Meaning of AI
I had an Aha! moment the other day when I listened to a discussion ― Our AI Future Is Way Worse Than You Think ― between Yuval Noah Harari and Richard Roll. Harari stated that the letters ‘AI’ should really mean Alien Intelligence. He did not mean that AI is coming from another civilization outside the solar system. He meant that we humans have evolved organically. This evolution, including the development of our own intelligence, has been slow. AI, on the other hand, is alien because (a) it is not organic, and (b) it is growing extraordinarily quickly ― far too quickly for we mere humans to keep up.
AI and Process Safety
For many process safety professionals, their involvement with AI has been mostly with Large Language Models (LLM) such as ChatGPT. I myself have written almost twenty posts on the topic. At this level we are treating the LLM as a super-charged search engine. We enter a query, and the program provides an answer. The key point is that we are in control.
Harari goes well beyond this stage. He discusses how AI has already taken control of much of our lives without our permission. For example, social media algorithms work without human direction. They feed us posts and pages that they think will appeal to us. Given that anger and outrage generate clicks, the upshot is that the algorithms generate even more anger and outrage, which is one reason we are so divided socially. No human being chose to create this troublesome result. ‘It just happened.’
The ability of AI to take control without our permission could become a source of process safety events.

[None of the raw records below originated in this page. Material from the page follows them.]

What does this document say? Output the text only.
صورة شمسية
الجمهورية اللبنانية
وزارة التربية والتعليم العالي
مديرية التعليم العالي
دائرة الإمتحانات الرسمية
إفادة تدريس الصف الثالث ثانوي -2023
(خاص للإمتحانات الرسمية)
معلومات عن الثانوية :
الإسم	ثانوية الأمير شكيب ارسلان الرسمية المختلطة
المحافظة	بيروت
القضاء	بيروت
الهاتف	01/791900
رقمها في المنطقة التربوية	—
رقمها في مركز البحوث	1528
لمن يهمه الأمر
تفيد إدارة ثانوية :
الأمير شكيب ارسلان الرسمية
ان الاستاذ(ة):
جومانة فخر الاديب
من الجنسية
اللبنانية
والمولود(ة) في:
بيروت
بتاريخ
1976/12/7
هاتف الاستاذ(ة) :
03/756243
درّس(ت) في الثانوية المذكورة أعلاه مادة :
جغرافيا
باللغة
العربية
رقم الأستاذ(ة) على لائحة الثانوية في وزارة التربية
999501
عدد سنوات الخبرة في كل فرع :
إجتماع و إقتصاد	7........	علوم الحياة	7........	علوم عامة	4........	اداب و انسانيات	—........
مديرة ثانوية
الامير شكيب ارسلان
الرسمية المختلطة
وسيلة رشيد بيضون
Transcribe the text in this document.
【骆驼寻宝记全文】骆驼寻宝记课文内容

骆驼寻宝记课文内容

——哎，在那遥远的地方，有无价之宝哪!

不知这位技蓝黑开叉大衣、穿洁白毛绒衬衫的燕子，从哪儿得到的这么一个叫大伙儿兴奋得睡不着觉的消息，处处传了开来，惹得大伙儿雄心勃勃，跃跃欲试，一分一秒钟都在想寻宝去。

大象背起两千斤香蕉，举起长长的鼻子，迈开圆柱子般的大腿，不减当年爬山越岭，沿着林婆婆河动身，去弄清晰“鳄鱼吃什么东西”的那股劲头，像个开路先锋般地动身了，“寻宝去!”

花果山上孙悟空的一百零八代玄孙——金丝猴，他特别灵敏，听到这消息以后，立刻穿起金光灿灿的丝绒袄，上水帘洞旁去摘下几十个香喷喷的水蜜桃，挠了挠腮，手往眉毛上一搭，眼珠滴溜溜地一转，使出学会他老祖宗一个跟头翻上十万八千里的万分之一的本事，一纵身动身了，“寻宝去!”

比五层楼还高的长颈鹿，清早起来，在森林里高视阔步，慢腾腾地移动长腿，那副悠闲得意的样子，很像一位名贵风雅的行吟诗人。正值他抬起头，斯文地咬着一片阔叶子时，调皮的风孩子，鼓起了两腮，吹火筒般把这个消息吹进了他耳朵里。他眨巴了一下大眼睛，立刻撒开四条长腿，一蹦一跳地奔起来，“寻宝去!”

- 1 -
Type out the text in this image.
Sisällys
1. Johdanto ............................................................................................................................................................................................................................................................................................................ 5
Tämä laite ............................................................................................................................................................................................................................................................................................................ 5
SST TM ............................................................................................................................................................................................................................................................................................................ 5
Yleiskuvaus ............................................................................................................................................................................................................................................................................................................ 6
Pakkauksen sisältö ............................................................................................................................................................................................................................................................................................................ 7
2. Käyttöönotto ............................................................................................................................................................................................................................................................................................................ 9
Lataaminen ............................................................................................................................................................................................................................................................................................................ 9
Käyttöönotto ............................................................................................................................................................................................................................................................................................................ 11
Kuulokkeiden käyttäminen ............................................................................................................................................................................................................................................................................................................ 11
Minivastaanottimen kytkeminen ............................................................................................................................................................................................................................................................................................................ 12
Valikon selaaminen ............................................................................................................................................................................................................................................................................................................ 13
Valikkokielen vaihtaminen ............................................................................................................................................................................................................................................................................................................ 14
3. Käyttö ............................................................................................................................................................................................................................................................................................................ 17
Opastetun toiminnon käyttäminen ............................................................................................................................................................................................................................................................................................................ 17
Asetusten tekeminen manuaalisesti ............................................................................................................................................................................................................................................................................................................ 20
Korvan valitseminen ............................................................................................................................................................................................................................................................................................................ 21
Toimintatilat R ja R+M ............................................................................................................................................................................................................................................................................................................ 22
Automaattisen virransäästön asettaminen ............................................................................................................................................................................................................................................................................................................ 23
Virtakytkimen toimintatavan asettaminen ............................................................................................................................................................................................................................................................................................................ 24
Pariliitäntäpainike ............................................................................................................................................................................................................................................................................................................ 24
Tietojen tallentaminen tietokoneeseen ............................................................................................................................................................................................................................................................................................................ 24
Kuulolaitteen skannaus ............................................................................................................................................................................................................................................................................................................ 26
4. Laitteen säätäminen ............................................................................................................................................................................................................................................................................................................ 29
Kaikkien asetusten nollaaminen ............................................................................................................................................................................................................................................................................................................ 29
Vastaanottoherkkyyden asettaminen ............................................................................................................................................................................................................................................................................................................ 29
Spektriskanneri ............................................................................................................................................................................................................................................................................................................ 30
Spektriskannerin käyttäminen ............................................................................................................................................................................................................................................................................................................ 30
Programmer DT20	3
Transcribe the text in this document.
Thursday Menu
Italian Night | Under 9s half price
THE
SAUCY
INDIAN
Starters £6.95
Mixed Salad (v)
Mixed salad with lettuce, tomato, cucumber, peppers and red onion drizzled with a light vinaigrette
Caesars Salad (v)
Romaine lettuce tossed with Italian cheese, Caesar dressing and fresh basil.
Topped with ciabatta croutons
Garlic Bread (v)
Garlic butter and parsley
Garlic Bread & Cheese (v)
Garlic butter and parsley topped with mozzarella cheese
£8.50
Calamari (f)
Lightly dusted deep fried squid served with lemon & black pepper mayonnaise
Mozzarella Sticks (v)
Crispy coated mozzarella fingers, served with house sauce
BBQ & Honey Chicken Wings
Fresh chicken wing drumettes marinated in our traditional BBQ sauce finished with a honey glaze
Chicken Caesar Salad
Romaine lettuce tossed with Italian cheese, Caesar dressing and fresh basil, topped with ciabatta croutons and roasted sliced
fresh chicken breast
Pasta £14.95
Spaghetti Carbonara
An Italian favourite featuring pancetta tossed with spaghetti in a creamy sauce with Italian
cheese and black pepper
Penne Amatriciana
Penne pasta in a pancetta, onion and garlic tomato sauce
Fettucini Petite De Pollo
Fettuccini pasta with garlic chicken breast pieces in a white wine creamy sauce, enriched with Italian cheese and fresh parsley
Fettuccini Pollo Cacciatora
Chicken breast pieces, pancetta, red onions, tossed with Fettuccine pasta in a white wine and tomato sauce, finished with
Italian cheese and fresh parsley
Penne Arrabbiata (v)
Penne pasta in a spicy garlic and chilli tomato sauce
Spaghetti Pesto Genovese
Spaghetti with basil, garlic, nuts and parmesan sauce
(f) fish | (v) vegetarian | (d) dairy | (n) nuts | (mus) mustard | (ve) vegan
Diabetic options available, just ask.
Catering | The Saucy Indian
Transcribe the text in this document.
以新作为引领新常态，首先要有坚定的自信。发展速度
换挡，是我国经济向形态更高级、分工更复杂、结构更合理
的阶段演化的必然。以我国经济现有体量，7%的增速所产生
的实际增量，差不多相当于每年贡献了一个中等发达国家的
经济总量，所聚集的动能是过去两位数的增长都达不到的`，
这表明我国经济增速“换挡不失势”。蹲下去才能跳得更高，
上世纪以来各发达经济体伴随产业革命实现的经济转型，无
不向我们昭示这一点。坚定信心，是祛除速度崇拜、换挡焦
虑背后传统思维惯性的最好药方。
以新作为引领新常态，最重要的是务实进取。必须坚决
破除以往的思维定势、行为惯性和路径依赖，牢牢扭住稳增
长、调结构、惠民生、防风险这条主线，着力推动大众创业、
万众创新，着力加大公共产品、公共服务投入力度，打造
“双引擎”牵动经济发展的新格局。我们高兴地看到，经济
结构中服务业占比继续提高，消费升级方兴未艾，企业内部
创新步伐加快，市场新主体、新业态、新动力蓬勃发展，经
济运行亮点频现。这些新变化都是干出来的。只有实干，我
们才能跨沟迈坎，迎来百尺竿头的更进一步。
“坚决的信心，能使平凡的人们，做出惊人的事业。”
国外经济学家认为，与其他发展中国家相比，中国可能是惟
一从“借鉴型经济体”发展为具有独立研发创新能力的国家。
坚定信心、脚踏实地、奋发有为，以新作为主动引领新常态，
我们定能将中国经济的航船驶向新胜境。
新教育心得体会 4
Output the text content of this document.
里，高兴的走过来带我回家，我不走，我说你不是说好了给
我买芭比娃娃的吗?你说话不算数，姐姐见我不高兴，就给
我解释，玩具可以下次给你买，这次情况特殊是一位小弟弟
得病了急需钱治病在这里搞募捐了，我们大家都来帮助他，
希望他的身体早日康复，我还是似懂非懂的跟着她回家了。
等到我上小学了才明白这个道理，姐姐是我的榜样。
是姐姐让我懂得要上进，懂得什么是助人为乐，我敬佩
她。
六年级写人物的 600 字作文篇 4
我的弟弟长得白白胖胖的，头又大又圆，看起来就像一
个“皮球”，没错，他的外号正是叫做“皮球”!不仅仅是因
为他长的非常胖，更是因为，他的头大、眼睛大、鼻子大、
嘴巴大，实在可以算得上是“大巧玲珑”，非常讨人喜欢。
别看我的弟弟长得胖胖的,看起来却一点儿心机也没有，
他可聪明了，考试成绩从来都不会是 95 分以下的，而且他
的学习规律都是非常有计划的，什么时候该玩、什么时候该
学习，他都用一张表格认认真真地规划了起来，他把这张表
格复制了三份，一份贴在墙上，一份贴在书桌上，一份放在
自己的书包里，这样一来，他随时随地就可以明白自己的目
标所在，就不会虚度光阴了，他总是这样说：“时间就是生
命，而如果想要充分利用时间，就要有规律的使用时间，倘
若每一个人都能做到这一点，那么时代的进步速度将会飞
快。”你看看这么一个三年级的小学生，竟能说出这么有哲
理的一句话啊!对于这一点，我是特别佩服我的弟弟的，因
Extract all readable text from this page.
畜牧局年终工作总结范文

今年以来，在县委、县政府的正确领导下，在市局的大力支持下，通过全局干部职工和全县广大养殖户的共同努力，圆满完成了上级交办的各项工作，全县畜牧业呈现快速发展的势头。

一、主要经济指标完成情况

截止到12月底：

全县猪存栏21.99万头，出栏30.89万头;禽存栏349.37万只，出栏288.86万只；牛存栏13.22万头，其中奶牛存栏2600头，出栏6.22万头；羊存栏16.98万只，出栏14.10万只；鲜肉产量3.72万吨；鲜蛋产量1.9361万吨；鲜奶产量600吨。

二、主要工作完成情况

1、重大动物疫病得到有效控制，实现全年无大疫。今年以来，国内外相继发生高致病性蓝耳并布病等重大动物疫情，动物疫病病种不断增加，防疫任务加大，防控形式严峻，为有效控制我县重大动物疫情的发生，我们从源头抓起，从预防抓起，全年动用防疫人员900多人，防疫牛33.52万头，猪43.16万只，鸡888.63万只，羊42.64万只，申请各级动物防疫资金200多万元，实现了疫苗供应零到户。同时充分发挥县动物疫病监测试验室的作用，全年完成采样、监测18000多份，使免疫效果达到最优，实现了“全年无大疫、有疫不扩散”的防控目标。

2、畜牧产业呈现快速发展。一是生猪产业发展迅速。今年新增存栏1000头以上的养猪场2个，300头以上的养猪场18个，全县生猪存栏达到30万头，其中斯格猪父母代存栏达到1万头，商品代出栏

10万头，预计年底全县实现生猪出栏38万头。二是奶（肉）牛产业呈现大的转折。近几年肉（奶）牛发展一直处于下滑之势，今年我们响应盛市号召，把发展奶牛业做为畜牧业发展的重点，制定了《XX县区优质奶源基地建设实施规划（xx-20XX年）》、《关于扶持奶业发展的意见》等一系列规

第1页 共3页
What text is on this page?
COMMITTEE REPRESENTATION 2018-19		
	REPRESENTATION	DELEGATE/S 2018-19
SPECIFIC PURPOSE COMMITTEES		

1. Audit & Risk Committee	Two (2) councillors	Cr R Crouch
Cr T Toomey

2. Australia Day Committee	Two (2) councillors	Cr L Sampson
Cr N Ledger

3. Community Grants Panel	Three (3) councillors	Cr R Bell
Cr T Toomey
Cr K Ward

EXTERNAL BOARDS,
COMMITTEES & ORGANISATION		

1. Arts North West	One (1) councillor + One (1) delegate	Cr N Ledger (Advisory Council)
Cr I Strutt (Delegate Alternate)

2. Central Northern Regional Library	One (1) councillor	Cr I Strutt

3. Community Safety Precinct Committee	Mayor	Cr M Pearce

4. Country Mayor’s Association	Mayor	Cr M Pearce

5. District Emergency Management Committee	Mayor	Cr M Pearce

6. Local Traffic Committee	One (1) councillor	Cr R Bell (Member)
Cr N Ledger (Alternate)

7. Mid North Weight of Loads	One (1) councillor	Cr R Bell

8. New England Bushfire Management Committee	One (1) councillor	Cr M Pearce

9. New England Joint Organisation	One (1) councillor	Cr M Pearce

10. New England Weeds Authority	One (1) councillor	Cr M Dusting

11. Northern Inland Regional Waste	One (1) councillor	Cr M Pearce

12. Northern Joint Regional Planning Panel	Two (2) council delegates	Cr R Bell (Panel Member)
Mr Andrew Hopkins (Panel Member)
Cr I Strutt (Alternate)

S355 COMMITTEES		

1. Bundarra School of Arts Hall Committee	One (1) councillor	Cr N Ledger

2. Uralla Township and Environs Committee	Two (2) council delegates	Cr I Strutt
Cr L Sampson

Here is a theoretical example. A process control system that uses AI may analyze a potentially dangerous condition and decide to shut down the unit for which it is responsible. However, it may not know that such a shutdown could cause more serious problems at other, connected facilities because it was not trained in what was going on at those facilities. Nevertheless, the AI will make its decisions, act on those decisions, and maybe not bother to tell the unit operators what it did.
Given concerns such as these, Harari argues that we should slow down the implementation of AI. But, because companies and nations are in competition with one another, their incentives are to move as quickly as possible. As Richard Roll said,
It’s all gas and no brakes.
I find that the model “trust, but verify” to be very very important in the evaluation of processes by Artificial Intelligence. We better not become complacent and let the computers handle the information without human intervention. My brother’s business, for example, uses LLMs for customer-facing emails, but with the requirement that one or two humans verify the correctness of the content before it is sent.
There are cases where someone caused a chatbot to sell them a car for $1 and similar and those cases, while seemingly fringe, may become the social norm in the near future.